Logical excitements …

A day that didn’t quite go to plan in a couple of ways, but still, three good logical things happened.

First, I’d been given the task of updating and expanding the logicky part of the entrance test done by undergraduates applying to read philosophy at Cambridge. It would be giving the game away to say very much about this. But I did have quite a bit more fun than I was expecting trawling around to see how others — like USA grad schools — manage these things, and putting together some suitably testing questions. (I’m not sure I’d have ever got in to Cambridge with all these new fangled tests, and interviews to find out if you are a well-rounded human being: in my day I just did a lot of nasty problems in projective geometry very fast, and bingo …)

Second, it seems that — thanks to Thomas Forster — my plan to learn some more model theory by running a reading group with some hard core mathmos joining in seems as though it will come off next term: that should be terrific.
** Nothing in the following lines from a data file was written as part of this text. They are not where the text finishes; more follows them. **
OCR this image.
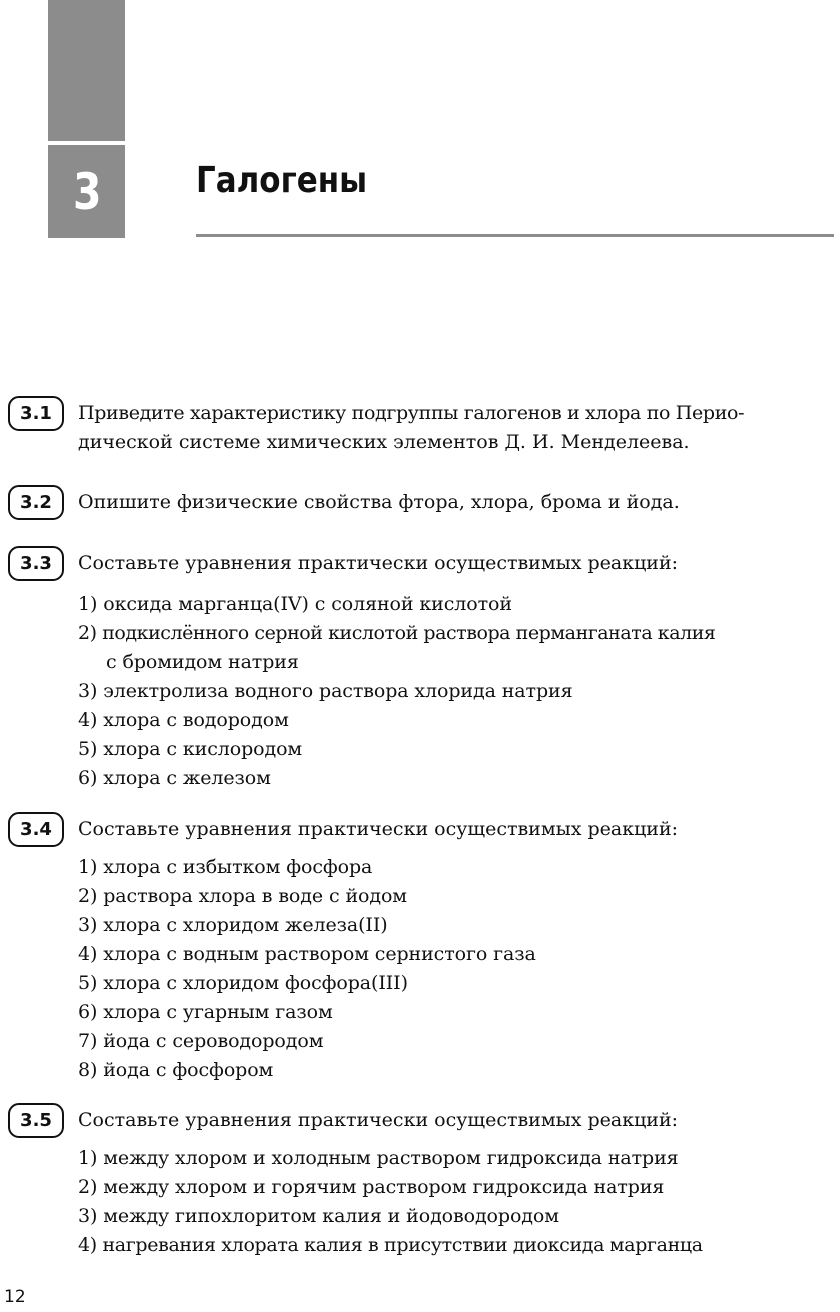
3	Галогены
3.1	Приведите характеристику подгруппы галогенов и хлора по Перио-
дической системе химических элементов Д. И. Менделеева.
3.2	Опишите физические свойства фтора, хлора, брома и йода.
3.3	Составьте уравнения практически осуществимых реакций:
1) оксида марганца(IV) с соляной кислотой
2) подкислённого серной кислотой раствора перманганата калия
с бромидом натрия
3) электролиза водного раствора хлорида натрия
4) хлора с водородом
5) хлора с кислородом
6) хлора с железом
3.4	Составьте уравнения практически осуществимых реакций:
1) хлора с избытком фосфора
2) раствора хлора в воде с йодом
3) хлора с хлоридом железа(II)
4) хлора с водным раствором сернистого газа
5) хлора с хлоридом фосфора(III)
6) хлора с угарным газом
7) йода с сероводородом
8) йода с фосфором
3.5	Составьте уравнения практически осуществимых реакций:
1) между хлором и холодным раствором гидроксида натрия
2) между хлором и горячим раствором гидроксида натрия
3) между гипохлоритом калия и йодоводородом
4) нагревания хлората калия в присутствии диоксида марганца
12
The default suggestion is that we do the shorter Hodges (though the Marker book looks a possibility too).

And third, not least, it was Logic Seminar day — the highpoint of the academic week really. At the moment, at Michael Potter’s instigation, we are thinking about later Dummettian arguments against realism in mathematics. Or rather Michael and some of our grads are thinking, and I’m trying to keep up. Today we were looking at Peter Sullivan’s contribution to the new “Schillp” volume on Dummett, where he seeks to locate in Frege: Philosophy of Mathematics a really rather simple argument for anti-realism. Applied to arithmetic, we have Premise One: The logicist claim that arithmetic is broadly analytic, its true claims being made true by the character of our concepts. Premise Two: what is given in our concepts does not suffice to fix the truth-value of every claim in the language arithmetic . So there is nothing to fix it that every such claim is determinately true or false.

This is an argument against realism in mathematics which (a) doesn’t threaten to sprawl in ways that are difficult to handle to become a general anti-realism, and (b) doesn’t depend on problematic claims about indefinite extensibility. Peter Sullivan certainly seems to show that the argument is indeed a thread running through the later Dummett, and his exploration is very illuminating (even if I think I lost the plot a bit towards the end of this long paper). I learnt a lot from the discussion. Great stuff.